Por Beatriz Gomes Cornachin*
O primeiro debate com candidatos para ocupar o Executivo do país teve como um dos temas centrais a fome e assuntos relacionados, como os auxílios objetivando mitigá-la, e também o agronegócio. Em um primeiro momento, já fica evidente como o tema abre possibilidades para uma abordagem mais ampla que se conecta essencialmente com outros tópicos. Ocorre de tal forma pois a fome não é um problema a ser encarado a partir de uma única perspectiva. Compreender a fome enquanto fenômeno econômico e social pressupõe a compreensão de uma série de fatores que levam à sua produção.
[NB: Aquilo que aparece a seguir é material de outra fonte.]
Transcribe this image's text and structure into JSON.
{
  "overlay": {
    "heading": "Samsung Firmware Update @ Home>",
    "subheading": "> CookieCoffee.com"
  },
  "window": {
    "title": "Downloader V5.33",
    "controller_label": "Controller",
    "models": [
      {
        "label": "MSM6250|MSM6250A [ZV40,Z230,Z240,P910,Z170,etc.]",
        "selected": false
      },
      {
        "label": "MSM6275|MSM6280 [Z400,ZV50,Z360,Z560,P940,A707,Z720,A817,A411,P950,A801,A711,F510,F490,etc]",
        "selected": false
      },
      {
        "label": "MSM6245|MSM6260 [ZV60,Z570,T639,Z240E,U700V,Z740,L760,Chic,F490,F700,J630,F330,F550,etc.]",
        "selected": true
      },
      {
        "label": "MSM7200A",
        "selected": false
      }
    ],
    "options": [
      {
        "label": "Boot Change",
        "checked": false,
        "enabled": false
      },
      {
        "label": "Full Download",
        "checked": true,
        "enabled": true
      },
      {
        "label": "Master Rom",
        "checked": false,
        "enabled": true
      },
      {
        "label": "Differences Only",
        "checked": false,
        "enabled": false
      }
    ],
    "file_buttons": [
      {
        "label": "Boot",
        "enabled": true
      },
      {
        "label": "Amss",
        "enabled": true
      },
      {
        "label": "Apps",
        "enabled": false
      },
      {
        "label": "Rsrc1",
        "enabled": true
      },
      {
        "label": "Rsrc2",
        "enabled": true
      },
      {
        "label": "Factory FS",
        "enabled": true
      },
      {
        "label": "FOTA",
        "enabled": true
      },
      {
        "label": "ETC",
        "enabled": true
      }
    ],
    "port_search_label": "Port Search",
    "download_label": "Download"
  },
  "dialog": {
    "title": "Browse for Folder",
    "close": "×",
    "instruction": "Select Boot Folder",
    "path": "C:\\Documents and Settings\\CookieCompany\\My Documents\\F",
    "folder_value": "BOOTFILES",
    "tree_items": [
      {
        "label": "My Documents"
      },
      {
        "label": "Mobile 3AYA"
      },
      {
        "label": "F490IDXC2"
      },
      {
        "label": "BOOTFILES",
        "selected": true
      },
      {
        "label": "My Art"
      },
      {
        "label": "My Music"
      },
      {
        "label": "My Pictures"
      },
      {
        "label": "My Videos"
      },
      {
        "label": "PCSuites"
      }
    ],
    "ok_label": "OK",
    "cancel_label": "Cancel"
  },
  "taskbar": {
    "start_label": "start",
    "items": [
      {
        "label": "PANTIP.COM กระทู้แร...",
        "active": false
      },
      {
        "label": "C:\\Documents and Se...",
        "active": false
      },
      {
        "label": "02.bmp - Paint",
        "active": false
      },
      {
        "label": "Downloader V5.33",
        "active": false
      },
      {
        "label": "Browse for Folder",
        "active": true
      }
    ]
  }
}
Entretanto, compreender a fome enquanto manifestação da impossibilidade de se alimentar pressupõe algo muito mais simples e ao mesmo tempo desesperador: a incerteza da próxima refeição ou ainda a certeza de não ter o que comer.
O aumento da fome no país, como evidenciado pelo 2º Inquérito Nacional sobre Insegurança Alimentar no Contexto da Pandemia da Covid-19 no Brasil, com 33 milhões de pessoas passando fome, bem como o retorno do Brasil para o Mapa da Fome, presente no último relatório SOFI da Organização das Nações Unidas para Agricultura e Alimentação (FAO), correspondem ao retorno da temática para o debate político de maneira mais evidente. Da mesma forma, compreender a questão alimentar em sua complexidade constitui tarefa trabalhosa e imprescindível. Trabalho realizado pelo “Atlas das situações alimentares no Brasil: a disponibilidade domiciliar de alimentos e a fome no Brasil contemporâneo”, elaborado por José Raimundo Sousa Ribeiro Junior, Mateus de Almeida Prado Sampaio, Daniel Henrique Bandoni e Luiza Lima Silva de Carli, pela Editora Universidade São Francisco.
Sem dúvida, os méritos do Atlas são diversos, desde a preocupação didática ao expor os métodos de elaboração dos gráficos e mapas, assim como a diferenciação e classificação utilizada pelo IBGE enquanto fonte do material, as classificações e metodologia da POF (Pesquisa de Orçamentos Familiares), a classificação NOVA e o Guia Alimentar da População Brasileira. Da mesma forma, a abordagem das especificidades regionais e de classes de rendimentos configuram cuidados importantes que colaboram para compreensão da complexidade da questão alimentar do país, assim como a preocupação com a dinâmica demográfica brasileira para evidenciar os dados relativos e absolutos. Tais características e informações principais também são destacadas pela resenha feita por Livia Cangiano Antipon, no acervo online do Le Monde Diplomatique.
Entretanto, além dos méritos evidenciados, os parágrafos que seguem tem por objetivo destacar trechos que evidenciam a importância do debate alimentar, especialmente no momento em que está latente a disputa de tal questão pelo momento político eleitoral do país. O Atlas se insere como uma ferramenta de compreensão que não deve ecoar apenas no debate acadêmico-científico.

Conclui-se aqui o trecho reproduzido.